Dota 2's new update schedule, which sees a patch deployed every other Thursday, is a small but significant change that helps build upon the best things about Valve's management of the game—and protect against the mistakes they have frequently made. By comparison to other MOBAs, Dota 2 has traditionally been updated infrequently but suddenly. Valve doesn't talk much, IceFrog less so, and as such the arrival of a game-upending patch is often a surprise: a shock that sends analysts scrambling for their video cameras.
There's always been something exciting about the moment when a patch arrives, but the wait between them can be interminable: and with no fixed schedule, the Dota 2 community has endured long periods where very little seemed to be happening at all. This breeds discontent. If Dota 2 is about anything it's about your ability, individually and a team, to adapt to a complicated and ever-changing strategic situation. I'd argue that this is true of the game in a broader sense, too: what keeps people playing over the course of years is the challenge of developing your understanding of a sandbox that never stops moving. In the long wait between updates, however, both momentum and player enthusiasm can fade. A sort of metagame ennui sets in, with players locked into a playbook according to their skill level. Playbooks aren't Dota: setting playbooks on fire is Dota.
Valve didn't invent the concept of the fortnightly update, but if they're going to take any pages out of the League of Legends playbook I'm glad it's this one.
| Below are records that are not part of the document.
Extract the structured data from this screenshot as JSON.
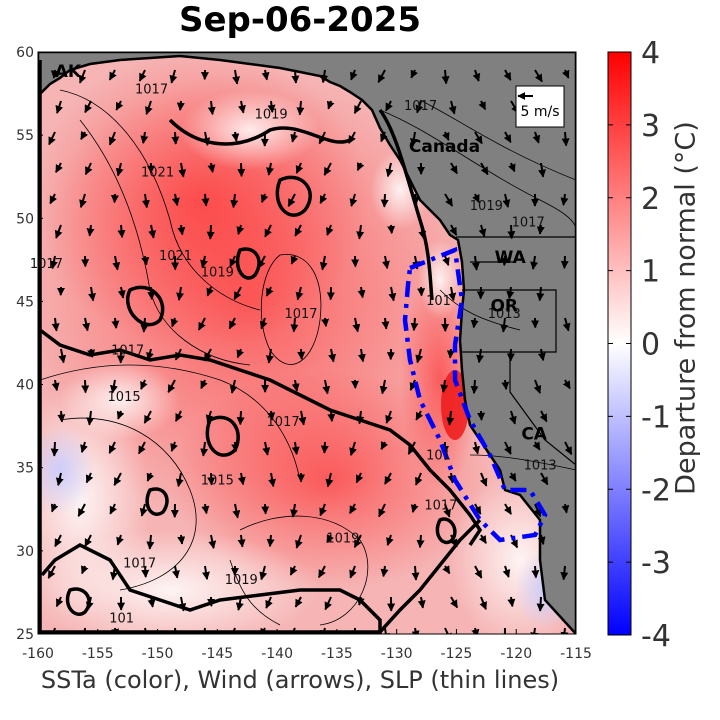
{
  "title": "Sep-06-2025",
  "xlabel": "SSTa (color), Wind (arrows), SLP (thin lines)",
  "colorbar": {
    "label": "Departure from normal (°C)",
    "ticks": [
      "4",
      "3",
      "2",
      "1",
      "0",
      "-1",
      "-2",
      "-3",
      "-4"
    ],
    "range": [
      -4,
      4
    ],
    "colors": {
      "max": "#ff0000",
      "mid": "#ffffff",
      "min": "#0000ff"
    }
  },
  "axes": {
    "x_ticks": [
      "-160",
      "-155",
      "-150",
      "-145",
      "-140",
      "-135",
      "-130",
      "-125",
      "-120",
      "-115"
    ],
    "y_ticks": [
      "60",
      "55",
      "50",
      "45",
      "40",
      "35",
      "30",
      "25"
    ],
    "xlim": [
      -160,
      -115
    ],
    "ylim": [
      25,
      60
    ]
  },
  "map": {
    "land_color": "#808080",
    "region_labels": [
      {
        "text": "AK",
        "lon": -157.5,
        "lat": 58.5
      },
      {
        "text": "Canada",
        "lon": -126.0,
        "lat": 54.0
      },
      {
        "text": "WA",
        "lon": -120.5,
        "lat": 47.3
      },
      {
        "text": "OR",
        "lon": -121.0,
        "lat": 44.4
      },
      {
        "text": "CA",
        "lon": -118.5,
        "lat": 36.7
      }
    ],
    "wind_scale_label": "5 m/s",
    "outlined_region_color": "#0000ff",
    "slp_labels": [
      {
        "text": "1017",
        "lon": -150.5,
        "lat": 57.5
      },
      {
        "text": "1017",
        "lon": -128.0,
        "lat": 56.5
      },
      {
        "text": "1019",
        "lon": -140.5,
        "lat": 56.0
      },
      {
        "text": "1021",
        "lon": -150.0,
        "lat": 52.5
      },
      {
        "text": "1019",
        "lon": -122.5,
        "lat": 50.5
      },
      {
        "text": "1017",
        "lon": -119.0,
        "lat": 49.5
      },
      {
        "text": "1021",
        "lon": -148.5,
        "lat": 47.5
      },
      {
        "text": "1019",
        "lon": -145.0,
        "lat": 46.5
      },
      {
        "text": "1017",
        "lon": -138.0,
        "lat": 44.0
      },
      {
        "text": "1017",
        "lon": -159.3,
        "lat": 47.0
      },
      {
        "text": "1017",
        "lon": -152.5,
        "lat": 41.8
      },
      {
        "text": "1015",
        "lon": -152.8,
        "lat": 39.0
      },
      {
        "text": "1017",
        "lon": -139.5,
        "lat": 37.5
      },
      {
        "text": "1015",
        "lon": -145.0,
        "lat": 34.0
      },
      {
        "text": "1019",
        "lon": -134.5,
        "lat": 30.5
      },
      {
        "text": "1017",
        "lon": -151.5,
        "lat": 29.0
      },
      {
        "text": "1019",
        "lon": -143.0,
        "lat": 28.0
      },
      {
        "text": "1013",
        "lon": -118.0,
        "lat": 34.9
      },
      {
        "text": "1013",
        "lon": -121.0,
        "lat": 44.0
      },
      {
        "text": "1017",
        "lon": -126.3,
        "lat": 32.5
      },
      {
        "text": "101",
        "lon": -126.5,
        "lat": 35.5
      },
      {
        "text": "101",
        "lon": -126.5,
        "lat": 44.8
      },
      {
        "text": "101",
        "lon": -153.0,
        "lat": 25.7
      }
    ]
  }
}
Communication has always been a weakness of theirs: they don't employ community teams or PR agencies, and it seems unlikely that their company culture would ever allow that to change. Guaranteeing a patch every two weeks helps get around some of those issues because the most frequent question a hypothetical Dota 2 community manager would have to field would inevitably be 'when's the patch'. And Valve has always preferred to communicate via patch note: more patches is effectively more communication, albeit in their own specific mechanical way.
With a more manageable rate of change comes more manageable updates. The updates deployed in this way so far have felt, appropriately, like patches in miniature—far less extensive than the overhauls of old, but providing welcome balance adjustments that are well communicated through a new feature that highlights changes to heroes and abilities within the game itself. Dota 2 has always been at its best in the uncertain weeks following a patch, and while these latest updates have been less world-changing than the community might be used to, there's a fresh sense that the metagame is always on the edge of a change.
This is good for Dota 2, and rewards players who are good at parsing the current state of the metagame and coming up with creative ways to break it open—a narrow community, but a skill that every Dota player can aspire to learn. For everybody else, more regular changes means that there's a fixed term attached to on any given flavour-of-the-month hero pick or strategy.
Perhaps given time the community will get used to this new rate of change and miss the days when you suddenly had to relearn whole swathes of the game: in the meantime, it's nice to be able to load Dota 2 and discover that something interesting has changed. 'Reliability' is a strange concept to apply to a game about managing chaos, but Valve is taking the right steps to make sure that this deeply weird, fascinating game reliably shows its best side. Will that help it reclaim the thousands of players lost to PUBG's wildernesses? Probably not. Is it the right approach for the hundreds of thousands that remain? Yes.